I thought ‘online shopping services’ are just adjacent node to us on the Internet Services Graph and this is how people use it. This indicates towards the existence of a community which is still away from the Internet, its benefits and is being cheated. Cheating in the sense that shopkeepers may buy from online services during sales and then sell them at relatively high prices to local customers.
Although I have said that I won’t conclude results from this data, but I guess we can’t deny some facts.
‘Online Shopping’ is a perk that the boom on Internet and Startups has given to the country. It’s shaping the economy by creating a variety of employments. Still a lot of people are yet to go through this makeover.

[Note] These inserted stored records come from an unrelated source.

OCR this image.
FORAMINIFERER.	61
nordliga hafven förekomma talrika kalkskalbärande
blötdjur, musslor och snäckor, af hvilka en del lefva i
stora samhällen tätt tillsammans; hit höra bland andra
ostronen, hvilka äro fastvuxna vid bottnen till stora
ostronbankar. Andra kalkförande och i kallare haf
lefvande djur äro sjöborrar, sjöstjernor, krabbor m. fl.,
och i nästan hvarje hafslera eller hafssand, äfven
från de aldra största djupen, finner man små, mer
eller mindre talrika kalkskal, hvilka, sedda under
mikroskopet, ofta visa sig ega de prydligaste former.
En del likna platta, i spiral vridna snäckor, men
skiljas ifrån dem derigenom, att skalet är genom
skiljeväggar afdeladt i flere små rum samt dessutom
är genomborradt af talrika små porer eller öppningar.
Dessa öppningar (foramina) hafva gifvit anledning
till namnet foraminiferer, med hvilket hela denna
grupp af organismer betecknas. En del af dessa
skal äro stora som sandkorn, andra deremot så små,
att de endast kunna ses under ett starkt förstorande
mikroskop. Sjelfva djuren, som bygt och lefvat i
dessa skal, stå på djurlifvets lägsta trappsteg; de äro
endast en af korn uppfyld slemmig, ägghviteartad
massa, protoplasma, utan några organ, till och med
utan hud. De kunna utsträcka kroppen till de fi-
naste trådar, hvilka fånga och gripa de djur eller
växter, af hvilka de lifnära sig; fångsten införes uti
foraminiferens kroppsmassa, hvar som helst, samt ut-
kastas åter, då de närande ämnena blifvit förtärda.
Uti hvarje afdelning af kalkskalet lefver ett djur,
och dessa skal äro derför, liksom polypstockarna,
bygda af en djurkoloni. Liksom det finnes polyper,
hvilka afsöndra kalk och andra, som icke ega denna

As the number of Internet users is growing in the country, we can expect more good to happen.
I think a simple solution can be employed here to avoid intruders.
To ask for the associated mobile number while checking details of an order, if the user is not logged in. One can guess the unique id for orders but not the mobile number.
This is going to be a little contradictory. According to Oxford Dictionary, Disclaimer means “A statement that denies something, especially responsibility”.
I won’t do that. This time again, I’m aware that such collection of data is a wrong act in Internet terms. But I can’t control myself when I get such an idea and some questions that can only be solved by visualizing the data, referring to Anscombe’s quartet. I just wish I’m not getting prosecuted for this. The dataset doesn’t contain any private information(name, mobile number, home address) of someone, it’s not at all available.
Remember the Engine and Station? I have decided not to open source the Station, which was used to collect the data. Almost all programs I have used to analyse the data are available at Fuel, without the actual data I have collected.
If you are reading this, you have passed my experiment. Let me gift you a free Happy New Year wish.